By Jeannot Kensinger on 03/28/2009 10:05 am
Kay Sara
James,  I still have my wooden Dutch shoes from Holland that I got in the 60’s.  They still fit- I am still the size of a 10 year old I guess.
By Kay Sara on 03/28/2009 8:51 am
James the Game

But were they gotten in Holland, Michigan, or Holland the country?  Holland, Mich., along the Lake Michigan shoreline, has an international Tulip Time Festival every May.

By James the Game on 03/28/2009 9:50 am
Jeannot Kensinger

I know about that festival, do not think that I will get there any time soon either.

I have wooden shoes all over my porch, a great nesting place for spiders but I do not have it in me to part with them.

By Jeannot Kensinger on 03/28/2009 10:05 am
Lauriate Roly

Yes to Holland Michigan James Gemmell, and what a great Tulip Festival they have. I’ve been there a couple of times and found it marvelous. Very nice place and very nice people. (also like Grand Rapids. Bin there too ! - still using a short wave radio I bought in a specialized radio shop there. Eisenhower was staying in the same hotel I was that day).

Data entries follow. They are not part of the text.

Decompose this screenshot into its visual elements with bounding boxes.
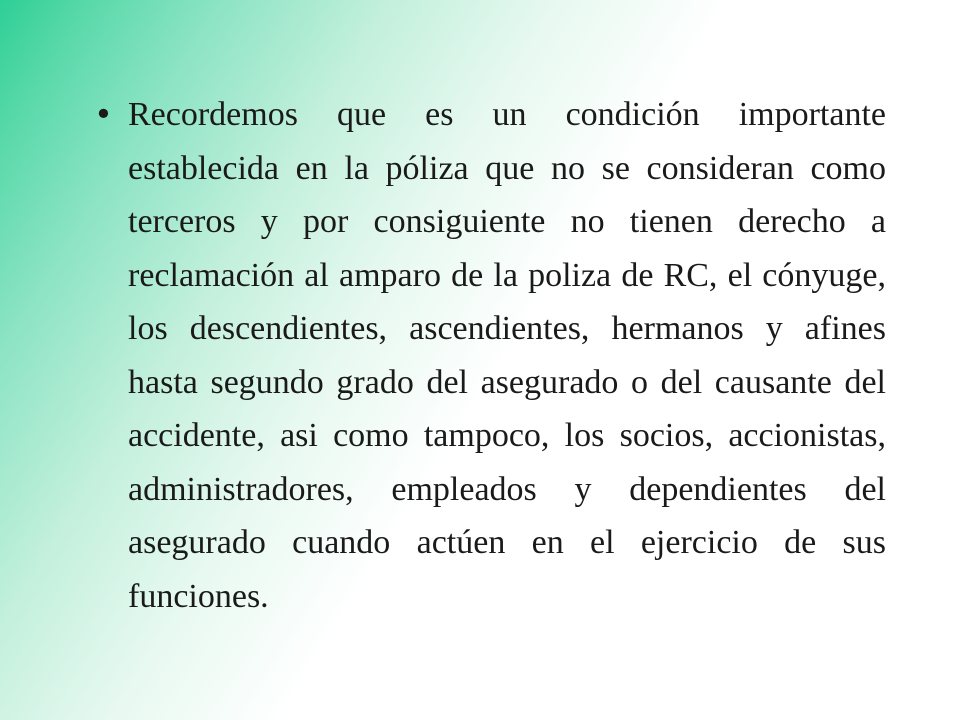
- bullet-dot-icon: •: [94, 95, 113, 133]
- bullet-paragraph: Recordemos que es un condición importante establecida en la póliza que no se consideran como terceros y por consiguiente no tienen derecho a reclamación al amparo de la poliza de RC, el cónyuge, los descendientes, ascendientes, hermanos y afines hasta segundo grado del asegurado o del causante del accidente, asi como tampoco, los socios, accionistas, administradores, empleados y dependientes del asegurado cuando actúen en el ejercicio de sus funciones.: [128, 96, 886, 615]
- bullet-item: [94, 88, 886, 623]
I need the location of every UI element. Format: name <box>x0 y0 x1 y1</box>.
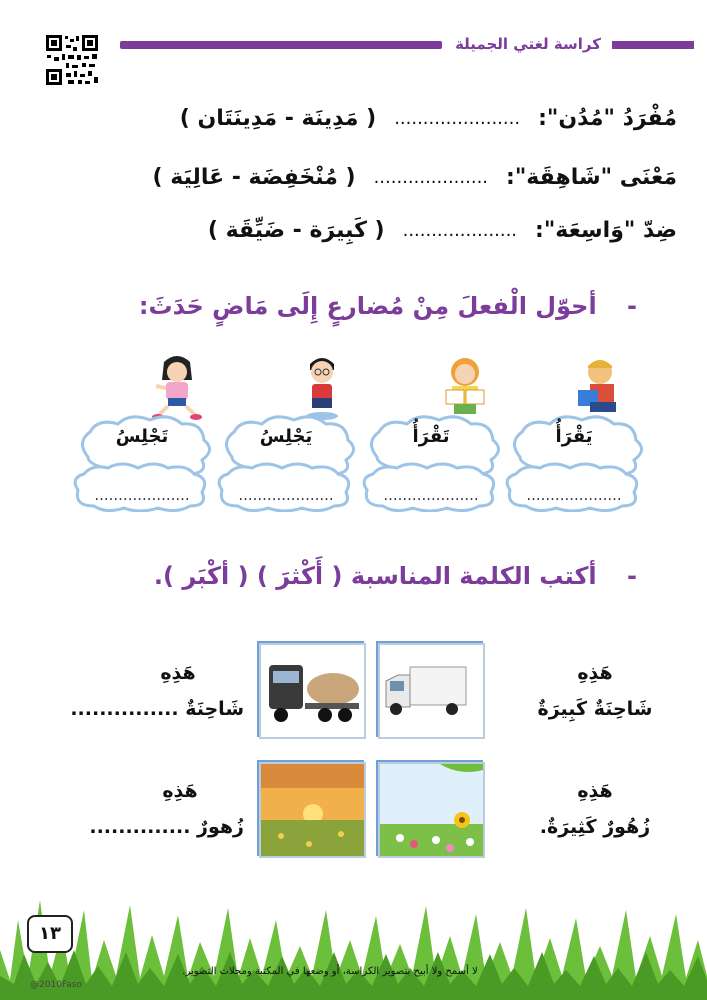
page-number: ١٣ <box>27 915 73 953</box>
author-handle: @2010Faso <box>30 980 82 990</box>
verb-word: تَقْرَأُ <box>412 426 450 447</box>
vocab-label: ضِدّ "وَاسِعَة": <box>535 217 677 243</box>
section-heading-compare <box>154 562 637 590</box>
section-dash: - <box>627 562 637 590</box>
compare-right-1 <box>535 662 655 720</box>
qr-code-icon[interactable] <box>44 33 100 87</box>
answer-blank[interactable]: .................... <box>94 486 190 504</box>
vocab-options: ( كَبِيرَة - ضَيِّقَة ) <box>207 217 385 243</box>
answer-blank[interactable]: .................... <box>526 486 622 504</box>
verb-word: تَجْلِسُ <box>115 426 169 447</box>
vocab-options: ( مُنْخَفِضَة - عَالِيَة ) <box>152 164 356 190</box>
compare-demonstrative: هَذِهِ <box>162 780 198 802</box>
tanker-truck-photo <box>259 643 366 739</box>
verb-word: يَجْلِسُ <box>259 426 313 447</box>
compare-right-2 <box>535 780 655 838</box>
answer-blank[interactable]: .................... <box>402 219 518 241</box>
copyright-notice: لا أسمح ولا أبيح بتصوير الكراسة، أو وضعها في المكتبة ومحلات التصوير. <box>182 966 478 977</box>
vocab-row-opposite <box>27 210 677 250</box>
section-heading-verbs <box>139 292 637 320</box>
sunset-meadow-photo <box>259 762 366 858</box>
grass-border <box>0 880 707 1000</box>
verb-word: يَقْرَأُ <box>555 426 593 447</box>
workbook-title: كراسة لغتي الجميلة <box>455 35 601 53</box>
vocab-row-meaning <box>27 157 677 197</box>
verb-cloud-3 <box>212 412 360 512</box>
compare-left-2 <box>76 780 244 838</box>
section-title: أكتب الكلمة المناسبة ( أَكْثرَ ) ( أكْبَر ). <box>153 562 597 590</box>
verb-cloud-4 <box>68 412 216 512</box>
compare-phrase: شَاحِنَةٌ كَبِيرَةٌ <box>537 698 653 720</box>
compare-demonstrative: هَذِهِ <box>160 662 196 684</box>
header-rule-right <box>612 41 694 49</box>
small-truck-photo <box>378 643 485 739</box>
answer-blank[interactable]: .................... <box>238 486 334 504</box>
answer-blank[interactable]: ...................... <box>394 107 521 129</box>
section-dash: - <box>627 292 637 320</box>
verb-cloud-2 <box>357 412 505 512</box>
compare-left-1 <box>72 662 244 720</box>
compare-blank-phrase[interactable]: شَاحِنَةٌ ............... <box>70 698 244 720</box>
answer-blank[interactable]: .................... <box>373 166 489 188</box>
vocab-row-plural <box>27 98 677 138</box>
verb-cloud-1 <box>500 412 648 512</box>
compare-demonstrative: هَذِهِ <box>577 780 613 802</box>
answer-blank[interactable]: .................... <box>383 486 479 504</box>
vocab-options: ( مَدِينَة - مَدِينَتَان ) <box>179 105 377 131</box>
section-title: أحوّل الْفعلَ مِنْ مُضارعٍ إِلَى مَاضٍ حَدَثَ: <box>138 292 597 320</box>
compare-blank-phrase[interactable]: زُهورٌ .............. <box>89 816 244 838</box>
vocab-label: مَعْنَى "شَاهِقَة": <box>506 164 677 190</box>
compare-phrase: زُهُورٌ كَثِيرَةٌ. <box>539 816 651 838</box>
compare-demonstrative: هَذِهِ <box>577 662 613 684</box>
flowers-field-photo <box>378 762 485 858</box>
header-rule <box>120 41 442 49</box>
vocab-label: مُفْرَدُ "مُدُن": <box>538 105 677 131</box>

By Lauriate Roly on 03/28/2009 10:10 am
James the Game
Probably the Pantland Hotel downtown?
By James the Game on 03/28/2009 10:16 am
Lauriate Roly
EXACTLY !!  Thank you James for this reminder, which I need to clarify something else I am working on.
By Lauriate Roly on 03/28/2009 10:30 am
James the Game

Yeah, in the early 1980’s they kind of saved a portion of the Pantland, but tore the rest down and built one of the nicer hotels in the country there, called the Amway Grand. It’s 26 stories, blue glass exterior, two buildings, with a swimming pool coming off one of the floors about 15 stories up.

 The McKay Tower still stands kitty-corner from it. That was built near the beginning of the 20th century. The Wurzburg’s Department Store that was across the street from the Pantland has been gone for years. Downtown G.R. is really a beautiful place now, with a good blend of historic and modern buildings, a Maya Lin-built outdoor amphitheatre, a 12-thousand-seat arena, etc. Nothing like the rundown-looking downtown of Detroit.

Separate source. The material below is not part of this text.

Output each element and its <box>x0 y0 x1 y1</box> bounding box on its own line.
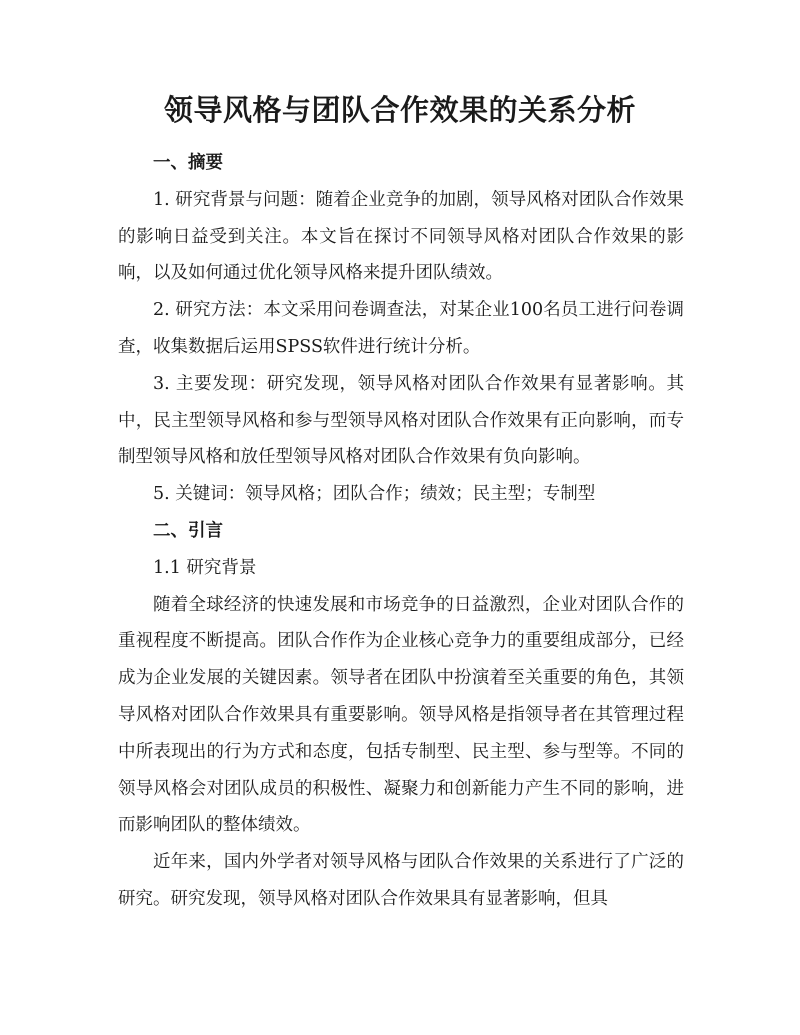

I guess I’ve been spoiled living in G.R. I spend 5 days a week in Lansing, the state capital, and it’s such a dingy, shoddy-looking place. The entire city looks like the worst corner of G.R. It has no trees, hardly - supposedly a disease killed them years ago. But it’s so urban, downtrodden, decaying with most of the buildings and homes looking decrepit and in need of boarding up. I have yet to see the "good" part of Lansing. Supposedly, there is one, where the governor lives, but I haven’t seen that neighborhood.

When I went out East a couple times, I was blown away by home dingy and run-down most of the East Coast looks. Places like Amsterdam, N.Y., Massachusetts…..sad.

By James the Game on 03/28/2009 4:11 pm
Lauriate Roly
Many, many thanks James for such a complete and interesting report.  The information is very interesting to receive about the Pantland and Grand Rapids, after so many years.  I do appreciate your sending this to me.
By Lauriate Roly on 03/28/2009 9:07 pm
Lauriate Roly

Please excuse me James, I can’t seem to get my posting posted in the right spot.  I’m awfully sorry if my ineptness upsets any ot the other posters.>>>see below: 

James Gemmell - What a place!   If Ike was alive to-day, I know certainly where he would insist his party set up their next headquarters in Grand Rapids. (and what a change in the city- can it be that my shortwave radio came from a little shop within than metropolis)?